EMT-1 fluid substitution gas sand shows ideal gas separation signature on the density-neutron logs (Fig. 19). The AI of the gas sand and AVO seismic response is gas sand Class II or III at depths 2830 m and 3067 m don’t follow the expected trends of the Stage 3 (Fig. 20B). The 2D synthetic seismic model for the structure was constructed using the 50% gas-substituted EMT-1 well as the top gas sand above the spill point of the structure represented by soft event “trough” and beneath the spill point the in-situ logs (wet sand) used which represented by hard event “peak”. The results indicate a phase reversal above the structural spill point at the water leg, as represented by the peak, which becomes soft and converted to a trough for the gas sandstone. This scenario shows that the gas sand clearly exhibits a bright spot, which behaves the opposite seismic response of the pre-drill concept (Fig. 22).

Conclusions

  • The Eastern Mediterranean Miocene Section is a principal source for both discovered and prospective gas within the Nile Delta Cone and Levant Basin.

  • The Miocene sections consist of different sedimentary environments comprised of turbidite slope deposits, basin floor fans, and channel sands, and capped by the Messinian Salinity Crisis evaporites.

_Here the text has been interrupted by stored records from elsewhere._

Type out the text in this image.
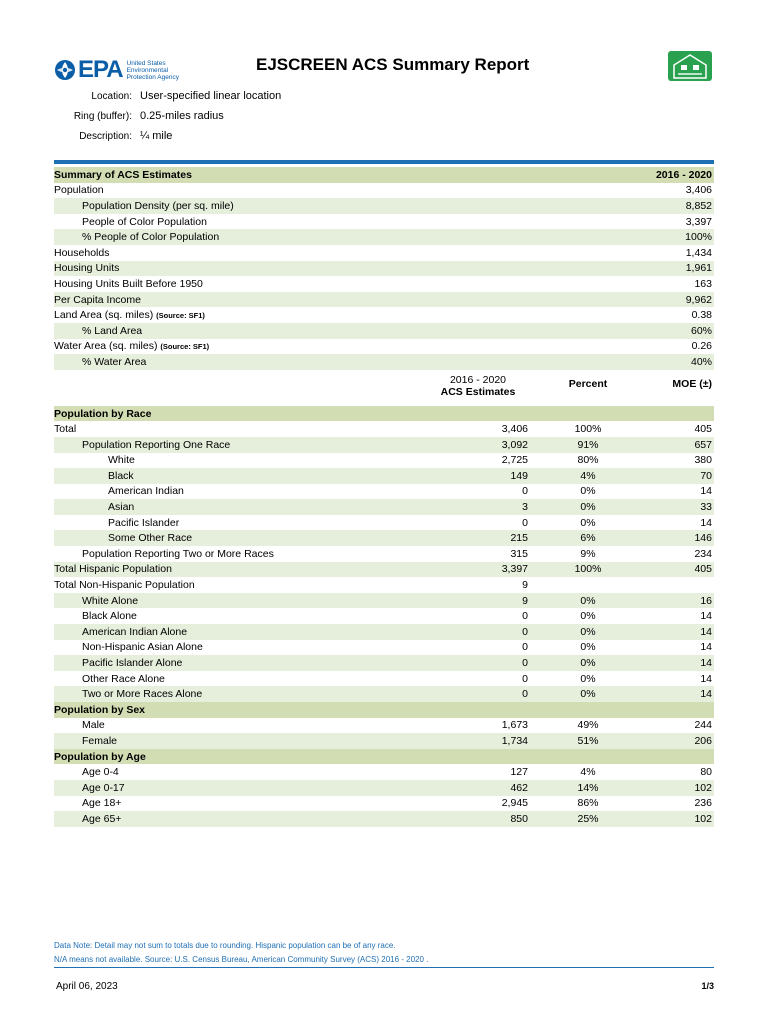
EPA United States Environmental Protection Agency
EJSCREEN ACS Summary Report
Location: User-specified linear location
Ring (buffer): 0.25-miles radius
Description: ¼ mile
Summary of ACS Estimates	2016 - 2020
Population	3,406
Population Density (per sq. mile)	8,852
People of Color Population	3,397
% People of Color Population	100%
Households	1,434
Housing Units	1,961
Housing Units Built Before 1950	163
Per Capita Income	9,962
Land Area (sq. miles) (Source: SF1)	0.38
% Land Area	60%
Water Area (sq. miles) (Source: SF1)	0.26
% Water Area	40%
2016 - 2020
ACS Estimates
Percent	MOE (±)
Population by Race
Total	3,406	100%	405
Population Reporting One Race	3,092	91%	657
White	2,725	80%	380
Black	149	4%	70
American Indian	0	0%	14
Asian	3	0%	33
Pacific Islander	0	0%	14
Some Other Race	215	6%	146
Population Reporting Two or More Races	315	9%	234
Total Hispanic Population	3,397	100%	405
Total Non-Hispanic Population	9
White Alone	9	0%	16
Black Alone	0	0%	14
American Indian Alone	0	0%	14
Non-Hispanic Asian Alone	0	0%	14
Pacific Islander Alone	0	0%	14
Other Race Alone	0	0%	14
Two or More Races Alone	0	0%	14
Population by Sex
Male	1,673	49%	244
Female	1,734	51%	206
Population by Age
Age 0-4	127	4%	80
Age 0-17	462	14%	102
Age 18+	2,945	86%	236
Age 65+	850	25%	102
Data Note: Detail may not sum to totals due to rounding. Hispanic population can be of any race.
N/A means not available. Source: U.S. Census Bureau, American Community Survey (ACS) 2016 - 2020 .
April 06, 2023	1/3
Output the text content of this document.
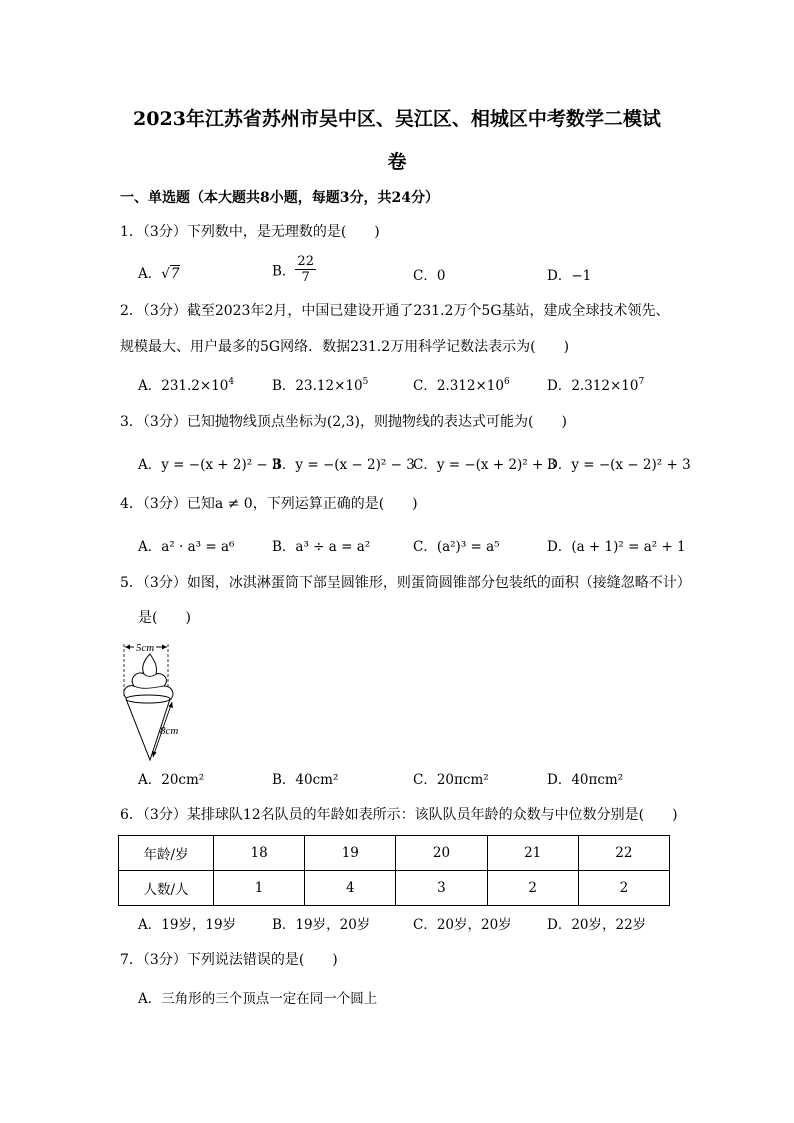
2023年江苏省苏州市吴中区、吴江区、相城区中考数学二模试
卷
一、单选题（本大题共8小题，每题3分，共24分）
1．（3分）下列数中，是无理数的是(　　)
A．√7	B． $\frac{22}{7}$	C．0	D．−1
2．（3分）截至2023年2月，中国已建设开通了231.2万个5G基站，建成全球技术领先、
规模最大、用户最多的5G网络．数据231.2万用科学记数法表示为(　　)
A．$231.2\times 10^4$	B．$23.12\times 10^5$	C．$2.312\times 10^6$	D．$2.312\times 10^7$
3．（3分）已知抛物线顶点坐标为(2,3)，则抛物线的表达式可能为(　　)
A．y = −(x + 2)² − 3
B．y = −(x − 2)² − 3
C．y = −(x + 2)² + 3
D．y = −(x − 2)² + 3
4．（3分）已知a ≠ 0，下列运算正确的是(　　)
A．a² · a³ = a⁶	B．a³ ÷ a = a²	C．(a²)³ = a⁵	D．(a + 1)² = a² + 1
5．（3分）如图，冰淇淋蛋筒下部呈圆锥形，则蛋筒圆锥部分包装纸的面积（接缝忽略不计）
是(　　)
5cm
8cm
A．20cm²	B．40cm²	C．20πcm²	D．40πcm²
6．（3分）某排球队12名队员的年龄如表所示：该队队员年龄的众数与中位数分别是(　　)
年龄/岁	18	19	20	21	22
人数/人	1	4	3	2	2
A．19岁，19岁	B．19岁，20岁	C．20岁，20岁	D．20岁，22岁
7．（3分）下列说法错误的是(　　)
A．三角形的三个顶点一定在同一个圆上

  • A study of rock properties for the different Miocene reservoirs and sections revealed the possibility of heterogeneity-induced ambiguity within the seismic response (Non-unique AI behavior observed as a function of depth).

  • This study concluded that the Early Miocene reservoir's dim-out amplitude of the pre-drill EMT-1 seismic data is not due to the presence of gas.

  • Readjust the processing velocity model of the Messinian salt confirms that there is no change of the seismic amplitude through the EMT-1 structure, as well as the post-drill in-situ well logs data forward model of the wet sandstone at depths 3580 and 3817.

  • The EMT-1 fluid replacement model assumes the gas saturation SG = 50% and is characterized by a bright, soft “trough” of AVO gas sandstone Class II or III.

  • Seismic data DHI features are not necessarily related to hydrocarbon accumulation.

  • Seismic QI analysis could be useful in reducing seismic processing uncertainty.

  • AVO, seismic signature, and AI trend with depth don't have a unique solution for the different Miocene reservoirs.

  • Proper seismic acquisition planning and appropriate processing techniques are vital tools for successful seismic interpretation with the ultimate goal of hydrocarbon discovery.